Just like a child who sees a wrapped Christmas gift under the tree with their name on it. It is hidden, but a similar tension builds as the child imagines what could be inside.
The greater the tension the greater the reaction when the trick turns or the gift opens. And then … Surprise!
The Tension of Waiting
The amount of impact a surprise has on us is partly dependent upon the tension that builds while we wait for something to happen. It is like the scene in the movie Elf where Buddy (Will Farrell) serves as a Jack-in-the-Box tester. The notes of the music progress as he turns the handle until – POP!
During the unfolding of magic trick, the tension is obvious to us. We feel the anticipation. Our bodies inch closer to the edge of our seat. Eyes are wide to hopefully catch every detail. So when the turn comes and the trick sinks in we feel the emotion of the surprise.

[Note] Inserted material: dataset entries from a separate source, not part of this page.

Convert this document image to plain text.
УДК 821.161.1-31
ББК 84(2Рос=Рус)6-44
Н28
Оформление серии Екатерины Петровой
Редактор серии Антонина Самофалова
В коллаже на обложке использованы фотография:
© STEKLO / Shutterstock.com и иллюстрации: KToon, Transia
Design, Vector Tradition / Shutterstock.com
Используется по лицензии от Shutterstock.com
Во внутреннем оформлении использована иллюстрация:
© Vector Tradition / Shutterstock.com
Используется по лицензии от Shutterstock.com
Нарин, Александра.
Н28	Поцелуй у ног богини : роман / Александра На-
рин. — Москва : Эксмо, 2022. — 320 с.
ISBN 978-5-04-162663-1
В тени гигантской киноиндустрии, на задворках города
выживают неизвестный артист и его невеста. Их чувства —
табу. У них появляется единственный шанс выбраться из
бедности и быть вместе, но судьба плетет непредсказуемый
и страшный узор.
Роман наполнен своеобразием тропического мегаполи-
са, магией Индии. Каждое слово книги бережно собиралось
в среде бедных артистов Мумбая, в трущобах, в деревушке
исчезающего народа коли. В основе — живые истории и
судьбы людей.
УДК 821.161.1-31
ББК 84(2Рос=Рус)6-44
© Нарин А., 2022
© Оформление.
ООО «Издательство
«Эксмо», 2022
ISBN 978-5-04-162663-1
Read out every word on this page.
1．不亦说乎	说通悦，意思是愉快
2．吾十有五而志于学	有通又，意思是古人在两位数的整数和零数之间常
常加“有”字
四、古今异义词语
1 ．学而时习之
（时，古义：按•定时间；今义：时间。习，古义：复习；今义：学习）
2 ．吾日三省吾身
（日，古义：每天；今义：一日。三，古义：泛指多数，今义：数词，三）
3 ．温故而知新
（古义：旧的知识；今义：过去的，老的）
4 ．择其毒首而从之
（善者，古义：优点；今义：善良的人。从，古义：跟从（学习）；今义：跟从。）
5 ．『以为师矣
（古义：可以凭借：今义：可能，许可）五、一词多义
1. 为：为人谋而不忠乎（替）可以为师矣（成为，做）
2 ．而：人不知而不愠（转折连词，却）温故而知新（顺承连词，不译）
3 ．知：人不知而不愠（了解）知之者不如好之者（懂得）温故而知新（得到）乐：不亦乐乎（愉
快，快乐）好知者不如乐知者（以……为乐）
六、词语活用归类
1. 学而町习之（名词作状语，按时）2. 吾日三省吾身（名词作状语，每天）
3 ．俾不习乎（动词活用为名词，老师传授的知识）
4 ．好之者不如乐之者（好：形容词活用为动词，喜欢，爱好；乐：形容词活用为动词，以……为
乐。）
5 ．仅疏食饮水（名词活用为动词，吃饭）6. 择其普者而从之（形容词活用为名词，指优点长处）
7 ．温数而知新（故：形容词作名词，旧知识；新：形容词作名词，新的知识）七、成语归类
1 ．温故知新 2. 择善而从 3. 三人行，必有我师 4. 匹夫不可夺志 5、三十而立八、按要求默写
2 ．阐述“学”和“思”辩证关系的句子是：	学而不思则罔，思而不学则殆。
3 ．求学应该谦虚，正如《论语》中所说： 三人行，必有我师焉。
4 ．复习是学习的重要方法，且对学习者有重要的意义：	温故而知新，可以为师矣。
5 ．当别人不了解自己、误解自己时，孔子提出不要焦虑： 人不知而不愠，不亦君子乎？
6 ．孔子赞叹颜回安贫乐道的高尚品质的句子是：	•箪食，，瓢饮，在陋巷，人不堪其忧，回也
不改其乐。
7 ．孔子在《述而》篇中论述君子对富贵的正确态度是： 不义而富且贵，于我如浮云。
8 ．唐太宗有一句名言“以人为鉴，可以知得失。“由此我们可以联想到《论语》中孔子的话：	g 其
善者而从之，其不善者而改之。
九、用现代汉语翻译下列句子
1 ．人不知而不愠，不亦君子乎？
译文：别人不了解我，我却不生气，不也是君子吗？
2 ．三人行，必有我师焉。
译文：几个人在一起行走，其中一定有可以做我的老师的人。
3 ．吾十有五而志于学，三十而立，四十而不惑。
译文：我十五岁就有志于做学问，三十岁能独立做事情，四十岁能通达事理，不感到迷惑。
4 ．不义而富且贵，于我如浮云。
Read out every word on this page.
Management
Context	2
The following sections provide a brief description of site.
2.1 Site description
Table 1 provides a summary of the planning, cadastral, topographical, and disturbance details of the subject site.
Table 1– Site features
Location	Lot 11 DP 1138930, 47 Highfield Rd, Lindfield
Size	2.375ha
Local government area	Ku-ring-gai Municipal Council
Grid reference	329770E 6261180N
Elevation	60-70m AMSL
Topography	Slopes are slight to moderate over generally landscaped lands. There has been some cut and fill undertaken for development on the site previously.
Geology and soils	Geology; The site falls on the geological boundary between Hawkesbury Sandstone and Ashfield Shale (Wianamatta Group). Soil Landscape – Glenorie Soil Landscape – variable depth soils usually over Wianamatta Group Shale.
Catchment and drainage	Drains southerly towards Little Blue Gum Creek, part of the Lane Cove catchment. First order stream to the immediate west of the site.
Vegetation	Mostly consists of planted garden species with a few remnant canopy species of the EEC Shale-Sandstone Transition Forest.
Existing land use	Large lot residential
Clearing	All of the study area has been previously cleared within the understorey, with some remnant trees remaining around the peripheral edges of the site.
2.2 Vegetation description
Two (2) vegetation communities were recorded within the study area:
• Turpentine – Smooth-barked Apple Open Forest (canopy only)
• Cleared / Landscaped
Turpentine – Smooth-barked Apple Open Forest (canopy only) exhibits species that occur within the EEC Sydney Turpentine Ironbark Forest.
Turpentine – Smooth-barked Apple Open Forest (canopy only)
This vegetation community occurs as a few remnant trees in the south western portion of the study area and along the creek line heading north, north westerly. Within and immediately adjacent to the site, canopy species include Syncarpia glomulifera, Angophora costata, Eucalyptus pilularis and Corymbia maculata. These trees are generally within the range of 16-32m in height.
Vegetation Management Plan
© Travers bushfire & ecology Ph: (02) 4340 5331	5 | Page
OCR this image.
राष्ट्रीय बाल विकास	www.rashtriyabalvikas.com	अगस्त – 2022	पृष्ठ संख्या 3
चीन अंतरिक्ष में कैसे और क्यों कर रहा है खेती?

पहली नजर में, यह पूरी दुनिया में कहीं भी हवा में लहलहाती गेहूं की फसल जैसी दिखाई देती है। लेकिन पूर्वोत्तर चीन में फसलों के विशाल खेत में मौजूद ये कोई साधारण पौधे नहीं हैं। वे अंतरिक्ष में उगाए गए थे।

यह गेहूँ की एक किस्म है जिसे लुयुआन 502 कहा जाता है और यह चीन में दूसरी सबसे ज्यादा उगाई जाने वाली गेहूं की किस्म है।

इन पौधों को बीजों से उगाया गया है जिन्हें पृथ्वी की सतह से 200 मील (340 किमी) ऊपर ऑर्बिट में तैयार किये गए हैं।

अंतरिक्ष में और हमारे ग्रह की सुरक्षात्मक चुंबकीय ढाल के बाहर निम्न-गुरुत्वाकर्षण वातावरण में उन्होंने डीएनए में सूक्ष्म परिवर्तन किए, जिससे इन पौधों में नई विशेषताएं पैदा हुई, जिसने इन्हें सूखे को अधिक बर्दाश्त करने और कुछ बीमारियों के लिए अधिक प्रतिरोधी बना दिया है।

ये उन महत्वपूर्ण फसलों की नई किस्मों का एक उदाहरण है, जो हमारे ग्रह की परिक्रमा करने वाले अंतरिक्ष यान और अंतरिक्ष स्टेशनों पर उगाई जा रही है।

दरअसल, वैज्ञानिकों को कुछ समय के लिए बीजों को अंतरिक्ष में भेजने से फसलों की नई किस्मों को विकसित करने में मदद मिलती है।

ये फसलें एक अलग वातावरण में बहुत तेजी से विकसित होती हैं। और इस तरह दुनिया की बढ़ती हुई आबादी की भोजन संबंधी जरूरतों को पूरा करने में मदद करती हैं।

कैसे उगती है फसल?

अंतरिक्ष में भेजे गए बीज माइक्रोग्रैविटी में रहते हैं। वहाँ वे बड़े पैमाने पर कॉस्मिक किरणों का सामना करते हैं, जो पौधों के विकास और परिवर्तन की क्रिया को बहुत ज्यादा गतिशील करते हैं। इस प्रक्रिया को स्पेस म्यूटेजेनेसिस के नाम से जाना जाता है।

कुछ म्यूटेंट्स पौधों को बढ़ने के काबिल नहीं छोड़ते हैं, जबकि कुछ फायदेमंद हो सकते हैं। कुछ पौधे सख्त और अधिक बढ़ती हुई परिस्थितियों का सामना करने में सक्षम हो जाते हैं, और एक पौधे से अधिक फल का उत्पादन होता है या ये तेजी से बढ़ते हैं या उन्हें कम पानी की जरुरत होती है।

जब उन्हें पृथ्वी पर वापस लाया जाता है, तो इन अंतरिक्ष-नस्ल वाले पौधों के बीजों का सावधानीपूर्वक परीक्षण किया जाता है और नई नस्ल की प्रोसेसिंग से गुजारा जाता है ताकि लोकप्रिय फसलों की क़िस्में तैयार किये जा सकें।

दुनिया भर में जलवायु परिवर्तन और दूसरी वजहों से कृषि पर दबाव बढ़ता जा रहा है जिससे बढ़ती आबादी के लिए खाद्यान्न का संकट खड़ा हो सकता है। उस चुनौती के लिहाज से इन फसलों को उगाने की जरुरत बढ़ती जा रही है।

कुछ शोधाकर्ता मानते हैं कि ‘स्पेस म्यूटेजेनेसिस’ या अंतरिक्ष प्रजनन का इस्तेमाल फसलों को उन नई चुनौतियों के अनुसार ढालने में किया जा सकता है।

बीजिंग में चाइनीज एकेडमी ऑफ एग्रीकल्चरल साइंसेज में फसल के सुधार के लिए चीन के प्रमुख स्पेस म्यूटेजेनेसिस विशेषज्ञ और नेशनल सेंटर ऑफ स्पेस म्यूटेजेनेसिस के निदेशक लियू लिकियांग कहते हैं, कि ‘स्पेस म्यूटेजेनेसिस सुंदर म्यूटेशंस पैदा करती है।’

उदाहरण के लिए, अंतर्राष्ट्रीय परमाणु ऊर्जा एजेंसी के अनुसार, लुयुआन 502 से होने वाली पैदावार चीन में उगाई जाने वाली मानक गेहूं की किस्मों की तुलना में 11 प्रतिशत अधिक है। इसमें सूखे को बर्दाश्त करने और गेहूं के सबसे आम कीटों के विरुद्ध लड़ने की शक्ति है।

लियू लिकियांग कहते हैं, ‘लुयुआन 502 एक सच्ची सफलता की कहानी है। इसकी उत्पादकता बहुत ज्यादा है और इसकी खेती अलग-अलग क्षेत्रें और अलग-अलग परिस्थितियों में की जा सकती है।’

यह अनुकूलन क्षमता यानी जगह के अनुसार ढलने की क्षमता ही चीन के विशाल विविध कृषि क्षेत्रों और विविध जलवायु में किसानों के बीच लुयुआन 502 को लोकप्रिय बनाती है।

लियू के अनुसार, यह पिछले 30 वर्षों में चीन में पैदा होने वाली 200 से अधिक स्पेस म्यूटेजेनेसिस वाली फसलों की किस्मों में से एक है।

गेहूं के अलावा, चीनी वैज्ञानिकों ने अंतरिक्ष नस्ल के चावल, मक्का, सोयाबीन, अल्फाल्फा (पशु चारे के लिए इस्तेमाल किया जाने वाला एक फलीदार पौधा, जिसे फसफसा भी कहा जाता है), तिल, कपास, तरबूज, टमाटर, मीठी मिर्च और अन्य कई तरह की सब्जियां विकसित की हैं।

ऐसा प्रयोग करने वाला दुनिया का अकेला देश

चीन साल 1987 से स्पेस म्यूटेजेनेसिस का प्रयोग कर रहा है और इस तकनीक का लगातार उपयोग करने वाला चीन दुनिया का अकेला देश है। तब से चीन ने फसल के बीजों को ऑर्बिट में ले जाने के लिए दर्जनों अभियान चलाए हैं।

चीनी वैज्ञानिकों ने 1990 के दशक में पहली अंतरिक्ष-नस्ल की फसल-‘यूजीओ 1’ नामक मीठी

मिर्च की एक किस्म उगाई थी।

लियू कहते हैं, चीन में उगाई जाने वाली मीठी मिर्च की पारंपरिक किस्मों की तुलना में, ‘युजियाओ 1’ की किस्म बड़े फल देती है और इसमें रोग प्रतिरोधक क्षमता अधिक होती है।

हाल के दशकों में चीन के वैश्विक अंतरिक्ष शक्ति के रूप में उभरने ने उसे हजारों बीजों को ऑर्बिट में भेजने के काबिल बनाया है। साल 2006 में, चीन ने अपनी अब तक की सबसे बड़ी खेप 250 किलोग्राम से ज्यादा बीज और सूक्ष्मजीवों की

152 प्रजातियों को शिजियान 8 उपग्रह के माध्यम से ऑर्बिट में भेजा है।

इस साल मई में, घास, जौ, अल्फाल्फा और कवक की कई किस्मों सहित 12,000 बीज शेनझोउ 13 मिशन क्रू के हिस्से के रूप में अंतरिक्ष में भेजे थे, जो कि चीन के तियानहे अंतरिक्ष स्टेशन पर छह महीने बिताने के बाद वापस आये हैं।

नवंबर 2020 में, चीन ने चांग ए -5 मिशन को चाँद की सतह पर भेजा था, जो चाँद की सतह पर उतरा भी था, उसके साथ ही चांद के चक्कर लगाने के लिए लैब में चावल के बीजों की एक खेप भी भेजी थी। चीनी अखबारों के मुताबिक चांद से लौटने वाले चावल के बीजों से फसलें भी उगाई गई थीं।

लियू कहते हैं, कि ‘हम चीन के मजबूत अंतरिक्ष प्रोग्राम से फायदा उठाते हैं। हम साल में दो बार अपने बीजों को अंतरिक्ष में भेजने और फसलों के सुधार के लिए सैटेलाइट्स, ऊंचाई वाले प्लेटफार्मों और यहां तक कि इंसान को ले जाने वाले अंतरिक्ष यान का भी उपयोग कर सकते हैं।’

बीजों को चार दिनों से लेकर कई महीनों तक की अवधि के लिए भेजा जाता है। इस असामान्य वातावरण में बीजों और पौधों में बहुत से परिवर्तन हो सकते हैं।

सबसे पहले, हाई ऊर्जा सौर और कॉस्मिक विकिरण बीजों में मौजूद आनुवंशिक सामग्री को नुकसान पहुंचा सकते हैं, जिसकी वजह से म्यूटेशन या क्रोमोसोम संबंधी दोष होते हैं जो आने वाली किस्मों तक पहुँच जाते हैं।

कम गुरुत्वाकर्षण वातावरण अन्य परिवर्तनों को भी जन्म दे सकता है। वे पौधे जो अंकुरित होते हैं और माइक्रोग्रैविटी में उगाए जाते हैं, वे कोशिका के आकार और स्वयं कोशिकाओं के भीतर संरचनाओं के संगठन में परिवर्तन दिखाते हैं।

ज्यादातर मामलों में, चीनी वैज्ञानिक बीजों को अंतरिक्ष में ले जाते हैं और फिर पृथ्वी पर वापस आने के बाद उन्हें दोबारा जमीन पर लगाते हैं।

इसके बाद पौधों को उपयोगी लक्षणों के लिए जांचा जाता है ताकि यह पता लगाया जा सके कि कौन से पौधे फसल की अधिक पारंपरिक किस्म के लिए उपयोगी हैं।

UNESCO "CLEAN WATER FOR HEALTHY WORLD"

We could think of the excitement and waiting to open the biggest present under the tree, or a gift from someone special to us, or even to see someone special open our gift for them. But the biggest surprises of Christmas are the ones we long for but may not actively wait for.
Longings of the Heart
The birth of Jesus was a surprise delivered more to those who were not looking than those who were. We could assume the Magi were looking as a group actively aware of the stars and their courses. What about the shepherds, the people of Bethlehem, or Herod?
We know the Jews were hoping to cast off Roman rule. Before and after Jesus there were others who tried to stand as one of the Judges of old and rally Israel to freedom. There was an unrest in their souls, but it was a feeling God’s chosen people had known for centuries.
Longing filled their hearts. Hopes rose and fall as the next leader or group tried to move forward. They would hope but not truly wait. Imagine if children ran to the Christmas tree year after year to pretty boxes that were empty inside. They might still come next time. Would they really be excited? Ready for a surprise?
Surprised by Jesus
Does that make the miracle of the earthly birth of the heavenly Son of God any less of a surprise? With the exception of Herod and his court, all surprised by the news were filled with joy.
The wise men saw the star appear and began making preparations for a long journey which was dangerous in their time. They chose extravagant and expensive gifts for a unique King they were sure arrived though they had not seen Him.
The shepherds were some of the most oblivious to what was about to happen. How quickly their stupor turned to fear and was then replaced with joy at the surprise they witnessed.
So they hurried off and found Mary and Joseph, and the baby, who was lying in the manger. When they had seen him, they spread the word concerning what had been told them about this child, and all who heard it were amazed at what the shepherds said to them.LUKE 2:16-18 NIV
You might think 2020 has sprung enough surprises on us this year. It is hard to argue with the feeling. My hope for us is to be surprised by Jesus again.
We go through these days wondering what each will bring. Will things get better today, stay the same, or be worse? Does Christmas even have a place in this crazy COVID-19 world? It certainly does because what we need is a Jesus surprise: for Him to come, even when we are not looking for Him, because we desperately need Him.
We may not feel the excitement of the tension as the magic unfolds before our eyes, but the longings in our hearts are waiting for release. Surprise us, O Lord! Appear suddenly is power and glory.